NatWest’s chairman has said he does not intend to follow Dame Alison Rose out of the door yet as the taxpayer-backed lender continues to reel from the Nigel Farage de-banking debacle.
At the end of a week in which chief executive, Dame Alison, was forced to quit for her own role in the saga, Sir Howard Davies suggested an earlier succession plan for his own future remained unchanged.
He was speaking hours after the bank revealed £3.6bn in pre-tax profits during the first half of the year – up from the £2.6bn achieved in the same period in 2022 as its bottom line was boosted by rising interest rates.
It made a further provision of more than £220m for bad loans in the tough economy but said it was currently seeing a low level of arrears and defaults due to higher mortgage and other borrowing costs.
NatWest updated on its progress following two days of hits to its share price, resulting in £1bn of market value being lost – a reaction to its leadership being left in tatters over the Farage fallout.
Dame Alison stood down after admitting she had been the source of an inaccurate story in the media over the reason why the Brexit politician’s account with Coutts, a division of NatWest, had been closed down.
Coutts chief executive Peter Flavel followed her out of the door on Thursday.
Mr Farage has demanded the resignation of the entire group board, including Sir Howard, who had initially backed Dame Alison’s position before an apparent change of heart amid government anger.
Sir Howard said on Friday in a call with journalists that the “political reaction to retaining Alison Rose as chief executive was such that her position was untenable”.
The chairman confirmed his intention to remain in post as planned until next year, when a process to identify a successor that began in April is due to conclude.
He insisted that the group did not shut down accounts “on the basis of people’s legally held political views” but would not comment on whether Mr Farage’s account with Coutts would be reactivated.
A City law firm, he added, had been appointed to examine its handling of the Farage case as the banking sector faces scrutiny on the de-banking issue.
Lenders have been dragged this week into the Treasury, with regulators also applying pressure on the sector to ensure that anyone has access to banking regardless of their political background or perceived beliefs.
The row has overshadowed the banking results season with NatWest’s figures for the first half of 2023, like rivals Lloyds and Barclays so far, showing the benefits of rising interest rates as the Bank of England continues its campaign against inflation.

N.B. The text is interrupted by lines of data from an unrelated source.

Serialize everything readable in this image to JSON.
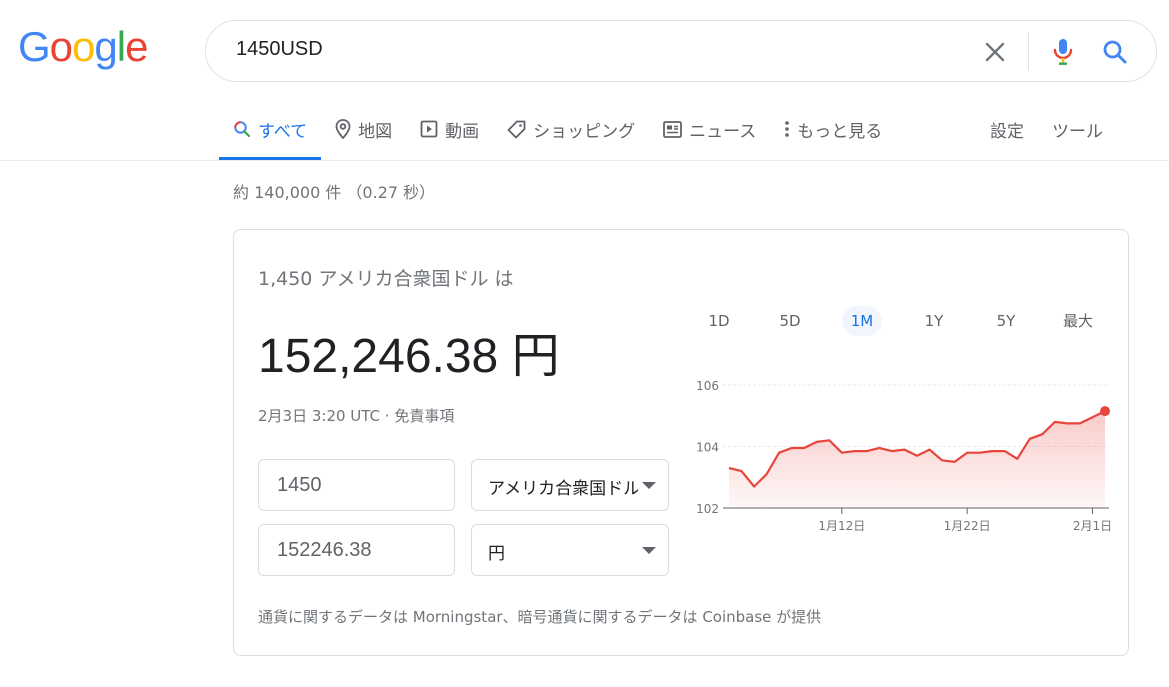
{
  "logo": {
    "text": "Google",
    "colors": [
      "#4285f4",
      "#ea4335",
      "#fbbc05",
      "#4285f4",
      "#34a853",
      "#ea4335"
    ]
  },
  "search": {
    "query": "1450USD",
    "clear_icon": "close-icon",
    "mic_icon": "mic-icon",
    "search_icon": "search-icon"
  },
  "tabs": [
    {
      "label": "すべて",
      "icon": "search-icon",
      "active": true
    },
    {
      "label": "地図",
      "icon": "map-pin-icon"
    },
    {
      "label": "動画",
      "icon": "video-icon"
    },
    {
      "label": "ショッピング",
      "icon": "tag-icon"
    },
    {
      "label": "ニュース",
      "icon": "news-icon"
    },
    {
      "label": "もっと見る",
      "icon": "more-vert-icon"
    }
  ],
  "tools": {
    "settings": "設定",
    "tools": "ツール"
  },
  "stats": "約 140,000 件 （0.27 秒）",
  "converter": {
    "label": "1,450 アメリカ合衆国ドル は",
    "result": "152,246.38 円",
    "timestamp": "2月3日 3:20 UTC · ",
    "disclaimer": "免責事項",
    "from_amount": "1450",
    "from_currency": "アメリカ合衆国ドル",
    "to_amount": "152246.38",
    "to_currency": "円",
    "footnote": "通貨に関するデータは Morningstar、暗号通貨に関するデータは Coinbase が提供"
  },
  "ranges": [
    "1D",
    "5D",
    "1M",
    "1Y",
    "5Y",
    "最大"
  ],
  "active_range": "1M",
  "colors": {
    "accent": "#1a73e8",
    "line": "#e8453c"
  },
  "chart_data": {
    "type": "area",
    "ylim": [
      102,
      106
    ],
    "y_ticks": [
      "102",
      "104",
      "106"
    ],
    "x_ticks": [
      {
        "label": "1月12日",
        "x": 9
      },
      {
        "label": "1月22日",
        "x": 19
      },
      {
        "label": "2月1日",
        "x": 29
      }
    ],
    "x": [
      0,
      1,
      2,
      3,
      4,
      5,
      6,
      7,
      8,
      9,
      10,
      11,
      12,
      13,
      14,
      15,
      16,
      17,
      18,
      19,
      20,
      21,
      22,
      23,
      24,
      25,
      26,
      27,
      28,
      29,
      30
    ],
    "values": [
      103.3,
      103.2,
      102.7,
      103.1,
      103.8,
      103.95,
      103.95,
      104.15,
      104.2,
      103.8,
      103.85,
      103.85,
      103.95,
      103.85,
      103.9,
      103.7,
      103.9,
      103.55,
      103.5,
      103.8,
      103.8,
      103.85,
      103.85,
      103.6,
      104.25,
      104.4,
      104.8,
      104.75,
      104.75,
      104.95,
      105.15
    ],
    "grid": true
  }
}
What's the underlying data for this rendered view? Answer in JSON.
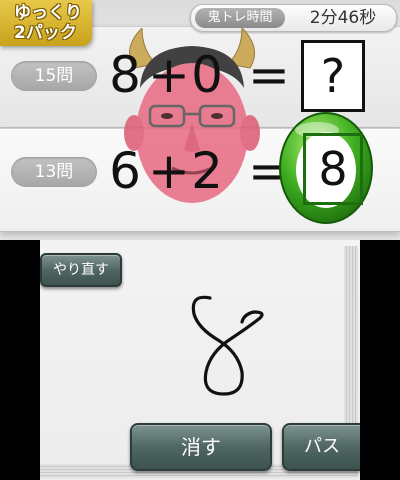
{
  "mode": {
    "line1": "ゆっくり",
    "line2": "2パック"
  },
  "timer": {
    "label": "鬼トレ時間",
    "value": "2分46秒"
  },
  "questions": [
    {
      "label": "15問",
      "a": "8",
      "op": "+",
      "b": "0",
      "eq": "=",
      "answer": "?"
    },
    {
      "label": "13問",
      "a": "6",
      "op": "+",
      "b": "2",
      "eq": "=",
      "answer": "8"
    }
  ],
  "controls": {
    "redo_label": "やり直す",
    "erase_label": "消す",
    "pass_label": "パス"
  },
  "icons": {
    "demon": "demon-face-icon",
    "correct": "correct-ring-icon",
    "ink": "handwritten-eight"
  },
  "colors": {
    "accent_gold": "#d4af2a",
    "correct_green": "#2f9a1a",
    "button_teal": "#4f6663"
  }
}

Financial analysts had expected profits closer to £3.3bn for the period for the bank, which announced an interim dividend of 5.5p per share and a share buyback of up to £500m for the current second half of the year.
The net interest margin – a key indicator for financial analysts that shows the spread between what the bank charges borrowers and pays to depositors – stood at 3.2%.
That was up from the 2.6% achieved in the same period a year ago but was lower in the second quarter – mirroring Lloyds – as banks came under political pressure to pass on better rates to savers.
Sky’s business presenter Ian King said Dame Alison’s stewardship of the bank’s financial performance was evident in the figures – especially in its growth of market share for mortgages.
“This really is a bank that was doing very, very well indeed under Alison Rose, ” he said.
She is set to be officially replaced, on an interim basis, by Paul Thwaite who had headed the group’s commercial and institutional banking division.
Chief financial officer, Katie Murray, said of the results: “NatWest Group’s strong performance for the first half of the year is underpinned by our robust balance sheet, with a high-quality deposit base, high levels of liquidity and a well-diversified loan book.
“As a result, we are able to continue lending to our customers and delivering sustainable returns and distributions to our shareholders, even in the current uncertain economic environment.”
Although arrears remain low, we know that people, families and businesses are anxious about their finances and many are really struggling.
“We are being proactive in our support for those who are hardest hit, helping to build the financial resilience of the
customers and communities we serve.”
Shares, down 10% over the year to date ahead of Friday’s open, were down fractionally in early trading but later turned positive and were up by almost 3%.
Analysts had pointed to disappointment that the net interest margin was not higher for the early decline.
Matt Britzman, equity analyst at Hargreaves Lansdown, added: “Perhaps more importantly, full-year guidance has been dragged lower reflecting the ongoing deposit shift to accounts that offer better rates as consumers do all they can to make cash savings go further.”